Configure internet access with Azure Virtual NAT


Globally, IPv4 address ranges are in very short supply, and can be an expensive way to grant access to Internet resources. Network Address Translation (NAT) arose out of this need for internal resources on a private network to share routable IPv4 addresses to gain access to external resources on a public network. Rather than purchasing an IPv4 address for each resource that requires internet access, you can use a NAT service to map outgoing requests from internal resources to an external IP address, so that communication can take place.

NAT services provide mappings for a single IP address, a range of IP addresses defined by an IP Prefix, and a range of ports associated with an IP address. NAT is compatible with standard SKU public IP address resources or public IP prefix resources or a combination of both. You can use a public IP prefix directly or distribute the public IP addresses of the prefix across multiple NAT gateway resources. NAT will map all traffic to the range of IP addresses of the prefix. NAT allows flows to be created from the virtual network to the Internet. Return traffic from the Internet is only allowed in response to an active flow.

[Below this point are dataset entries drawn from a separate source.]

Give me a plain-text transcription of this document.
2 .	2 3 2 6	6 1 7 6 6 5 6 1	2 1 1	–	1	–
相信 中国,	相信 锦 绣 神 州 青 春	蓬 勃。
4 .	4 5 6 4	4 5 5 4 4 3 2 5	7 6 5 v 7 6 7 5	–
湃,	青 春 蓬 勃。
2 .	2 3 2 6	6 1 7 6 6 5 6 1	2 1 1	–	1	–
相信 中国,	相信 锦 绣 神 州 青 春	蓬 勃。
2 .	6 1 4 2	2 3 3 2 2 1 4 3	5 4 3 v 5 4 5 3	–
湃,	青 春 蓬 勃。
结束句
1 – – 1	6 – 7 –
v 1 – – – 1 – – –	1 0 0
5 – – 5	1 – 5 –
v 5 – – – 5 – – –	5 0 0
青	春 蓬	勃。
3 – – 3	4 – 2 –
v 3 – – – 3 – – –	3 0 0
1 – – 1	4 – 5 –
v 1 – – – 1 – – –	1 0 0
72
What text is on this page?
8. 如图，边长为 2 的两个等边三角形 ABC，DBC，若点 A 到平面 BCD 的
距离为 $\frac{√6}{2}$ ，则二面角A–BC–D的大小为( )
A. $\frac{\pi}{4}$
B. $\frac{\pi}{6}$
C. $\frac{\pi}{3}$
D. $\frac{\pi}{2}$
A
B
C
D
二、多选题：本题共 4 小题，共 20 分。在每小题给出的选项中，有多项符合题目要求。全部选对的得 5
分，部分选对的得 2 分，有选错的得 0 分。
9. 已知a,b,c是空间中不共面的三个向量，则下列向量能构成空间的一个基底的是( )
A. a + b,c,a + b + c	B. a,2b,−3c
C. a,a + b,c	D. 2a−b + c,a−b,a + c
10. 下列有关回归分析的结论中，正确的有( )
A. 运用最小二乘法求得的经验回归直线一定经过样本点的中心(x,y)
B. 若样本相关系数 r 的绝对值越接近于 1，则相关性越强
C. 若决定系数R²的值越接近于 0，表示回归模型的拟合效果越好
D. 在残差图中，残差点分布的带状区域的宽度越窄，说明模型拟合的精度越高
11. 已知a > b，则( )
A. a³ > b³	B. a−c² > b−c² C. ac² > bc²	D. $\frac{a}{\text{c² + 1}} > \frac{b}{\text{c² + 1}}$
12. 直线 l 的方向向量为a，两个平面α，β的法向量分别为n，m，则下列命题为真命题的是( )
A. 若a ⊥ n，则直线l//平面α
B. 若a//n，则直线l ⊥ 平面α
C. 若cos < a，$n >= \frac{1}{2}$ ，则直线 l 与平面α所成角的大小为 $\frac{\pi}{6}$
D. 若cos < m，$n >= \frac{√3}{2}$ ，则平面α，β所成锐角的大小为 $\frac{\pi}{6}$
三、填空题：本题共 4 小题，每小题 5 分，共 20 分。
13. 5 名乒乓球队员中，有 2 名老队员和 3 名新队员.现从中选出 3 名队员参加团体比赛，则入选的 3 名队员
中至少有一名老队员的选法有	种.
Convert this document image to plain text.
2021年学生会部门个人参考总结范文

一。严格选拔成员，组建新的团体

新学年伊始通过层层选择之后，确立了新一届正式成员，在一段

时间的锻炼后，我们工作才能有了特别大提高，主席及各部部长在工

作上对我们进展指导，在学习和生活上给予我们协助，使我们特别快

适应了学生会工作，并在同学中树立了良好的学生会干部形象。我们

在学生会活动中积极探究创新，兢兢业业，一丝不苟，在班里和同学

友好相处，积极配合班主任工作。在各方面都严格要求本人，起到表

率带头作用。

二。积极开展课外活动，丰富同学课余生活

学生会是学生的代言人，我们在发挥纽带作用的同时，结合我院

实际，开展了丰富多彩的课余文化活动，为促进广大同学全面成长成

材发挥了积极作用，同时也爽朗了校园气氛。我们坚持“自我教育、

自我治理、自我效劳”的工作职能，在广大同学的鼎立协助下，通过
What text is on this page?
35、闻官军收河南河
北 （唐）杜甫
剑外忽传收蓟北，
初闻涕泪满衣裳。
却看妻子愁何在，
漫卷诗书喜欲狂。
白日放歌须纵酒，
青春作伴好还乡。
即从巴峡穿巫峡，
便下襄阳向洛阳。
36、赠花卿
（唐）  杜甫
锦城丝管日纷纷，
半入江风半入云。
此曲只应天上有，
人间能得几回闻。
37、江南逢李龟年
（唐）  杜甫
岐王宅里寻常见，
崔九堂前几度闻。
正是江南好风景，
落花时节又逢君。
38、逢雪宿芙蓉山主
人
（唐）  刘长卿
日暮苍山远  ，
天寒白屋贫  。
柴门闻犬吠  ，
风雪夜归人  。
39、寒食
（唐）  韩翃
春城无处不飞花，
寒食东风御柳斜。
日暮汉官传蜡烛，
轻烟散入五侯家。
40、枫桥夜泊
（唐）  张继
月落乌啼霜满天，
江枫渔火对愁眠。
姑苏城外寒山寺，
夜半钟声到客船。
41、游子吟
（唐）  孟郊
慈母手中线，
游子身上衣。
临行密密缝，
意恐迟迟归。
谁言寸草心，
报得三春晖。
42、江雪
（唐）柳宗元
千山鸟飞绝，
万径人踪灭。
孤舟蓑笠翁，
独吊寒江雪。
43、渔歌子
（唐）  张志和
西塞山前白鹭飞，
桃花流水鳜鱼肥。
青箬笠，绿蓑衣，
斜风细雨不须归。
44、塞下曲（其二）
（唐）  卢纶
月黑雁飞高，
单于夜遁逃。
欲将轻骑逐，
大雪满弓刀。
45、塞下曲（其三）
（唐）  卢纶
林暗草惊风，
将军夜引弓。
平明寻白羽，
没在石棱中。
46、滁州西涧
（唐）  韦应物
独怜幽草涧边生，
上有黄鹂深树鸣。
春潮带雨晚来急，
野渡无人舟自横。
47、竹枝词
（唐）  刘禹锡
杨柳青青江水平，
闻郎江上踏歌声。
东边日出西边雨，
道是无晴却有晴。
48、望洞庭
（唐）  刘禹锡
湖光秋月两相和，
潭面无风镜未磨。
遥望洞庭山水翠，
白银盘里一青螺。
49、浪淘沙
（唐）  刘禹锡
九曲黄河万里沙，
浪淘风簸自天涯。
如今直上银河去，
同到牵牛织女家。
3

The following diagram shows outbound traffic flow from Subnet 1 through the NAT gateway to be mapped to a Public IP address or a Public IP prefix.

NAT service provides internet connectivity for internal resources.

You define the NAT configuration for each subnet within a VNet to enable outbound connectivity by specifying which NAT gateway resource to use. After NAT is configured, all UDP and TCP outbound flows from any virtual machine instance will use NAT for internet connectivity. No further configuration is necessary, and you don’t need to create any user-defined routes. NAT takes precedence over other outbound scenarios and replaces the default Internet destination of a subnet.

Support dynamic workloads by scaling NAT

With NAT, you don't need to do extensive pre-planning or pre-allocate addresses because NAT scales to support dynamic workloads. By using port network address translation (PNAT or PAT), NAT provides up to 64,000 concurrent flows for UDP and TCP respectively, for each attached public IP address. NAT can support up to 16 public IP addresses.

How to deploy NAT

Configuring and using NAT gateway is a straightforward process:

NAT gateway resource:

  1. Create regional or zonal (zone-isolated) NAT gateway resource,
  2. Assign IP addresses,
  3. If necessary, modify TCP idle timeout (optional).

Virtual network:

  • Configure virtual network subnet to use a NAT gateway.
  • User-defined routes are not necessary.

Coexistence of inbound and outbound

NAT is compatible with the following standard SKU resources:

  • Load balancer
  • Public IP address
  • Public IP prefix

NAT and compatible Standard SKU features are aware of the direction the flow was started. Inbound and outbound scenarios can coexist. These scenarios will receive the correct network address translations because these features are aware of the flow direction. When used together with NAT, these resources provide inbound Internet connectivity to your subnet(s).

Virtual Network NAT flow direction

Limitations of NAT

  • NAT is compatible with standard SKU public IP, public IP prefix, and load balancer resources. Basic resources (for example basic load balancer) and any products derived from them aren't compatible with NAT. Basic resources must be placed on a subnet not configured with NAT.
  • IPv4 address family is supported. NAT doesn't interact with IPv6 address family. NAT can't be deployed on a subnet with an IPv6 prefix.
  • NAT can't span multiple virtual networks.
  • IP fragmentation isn't supported.